The finding said “children could be thrown without touching genitals (holding under arms or feet)”, it was “not incidental touching” and it was contrary to community standards of the time.
As in James’ case, the decision maker referred to other claims of activity by Pell, although the decision letter redacts the details of those complaints.
‘Celebration of Pell painful’
The Catholic Church supported the introduction of the National Redress Scheme, with the Australian Catholic Bishops Conference president, Brisbane’s Archbishop Mark Coleridge, saying the church was “keen to participate in it”.
The Bishop of Ballarat, Paul Bird, confirmed that he was one of the 275 priests who attended the pontifical mass for George Pell’s funeral, which happened seven weeks after the first redress claim was granted, but would not comment on either of the decisions, although the documents say the diocese of Ballarat disputed the abuse took place.

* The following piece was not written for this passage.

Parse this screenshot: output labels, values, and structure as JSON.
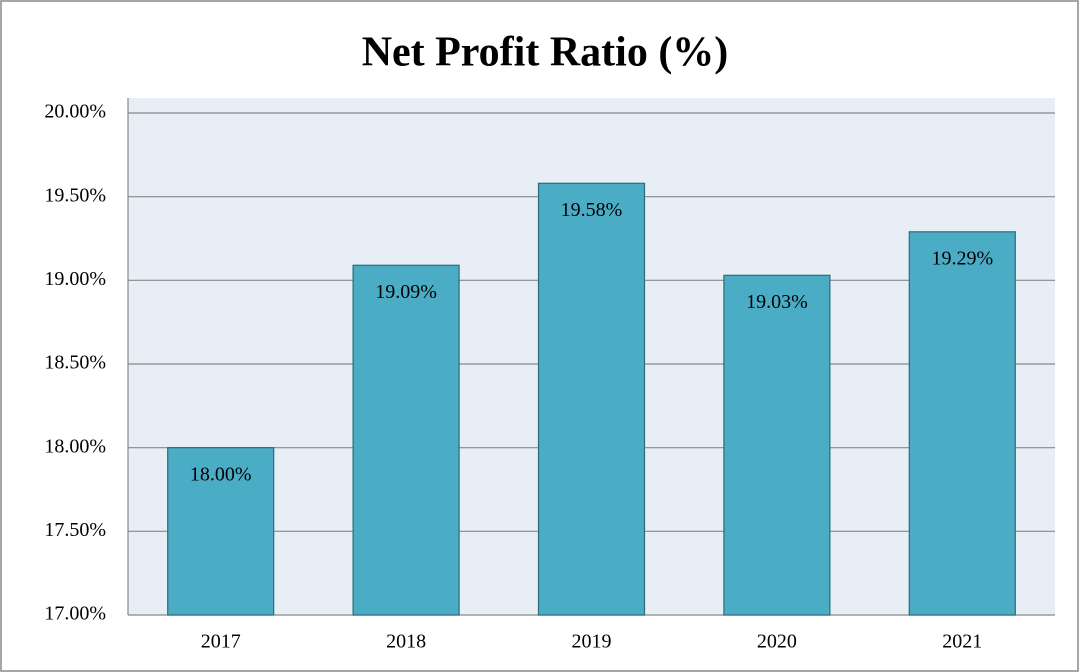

David’s wife, an academic, wrote expressing her disgust at how Pell’s life had been celebrated by the Catholic church.
“It is very hard to see the church provide so much pomp and ceremony around Pell’s absurd funeral,” she said of the fact that the diocese of Ballarat had been notified of her husband’s redress decision.
“Their celebration of Pell is painful.”
Man from abandoned trial received settlement
At the time of his funeral, George Pell had been released from jail following his acquittal in the High Court.
A jury had convicted the Cardinal of abusing two teenage choirboys at Melbourne’s St Patrick’s Cathedral in 1996, and the Victorian Court of Appeal had upheld the conviction, but the High Court overturned the decision, saying no jury acting rationally could not have had a reasonable doubt that the abuse took place.
After the initial conviction, a second trial concerning three men who made very similar allegations to David about abuse while playing swimming games in the Ballarat diocese was abandoned because the Victorian County Court found that the men’s cases could not be heard together because of technicalities around tendency evidence.
The Crown elected not to proceed with them individually and no formal finding was ever made by a jury or judge about Pell’s guilt or innocence in relation to the swimmers’ claims.
All three men have separately expressed their devastation about the trial not going ahead.
This investigation has discovered that one of those men from the abandoned swimmers’ trial has received a financial settlement from the diocese of Ballarat for abuse by Pell and a Christian Brother at a school, St Alipius, in the town.
After Pell’s acquittal in the High Court, the Royal Commission into Institutional Responses to Child Sexual Abuse released its unredacted report finding that Pell knew about paedophile priests in the Ballarat and Melbourne dioceses, but did not act, describing parts of his evidence to the commission as “implausible”, “inconceivable” or “not tenable”.
At his funeral, Pell’s brother David described the allegations against the late Cardinal as being part of “woke algorithm of mistruths, half-truths and outright lies”.
Former prime minister Tony Abbott, who also spoke at Pell’s funeral, said Pell was the greatest man he had ever known, and compared his treatment in the criminal justice system to “a modern-day crucifixion”.
George Pell maintained his innocence to his death.
The National Redress Scheme is due to conclude in 2027.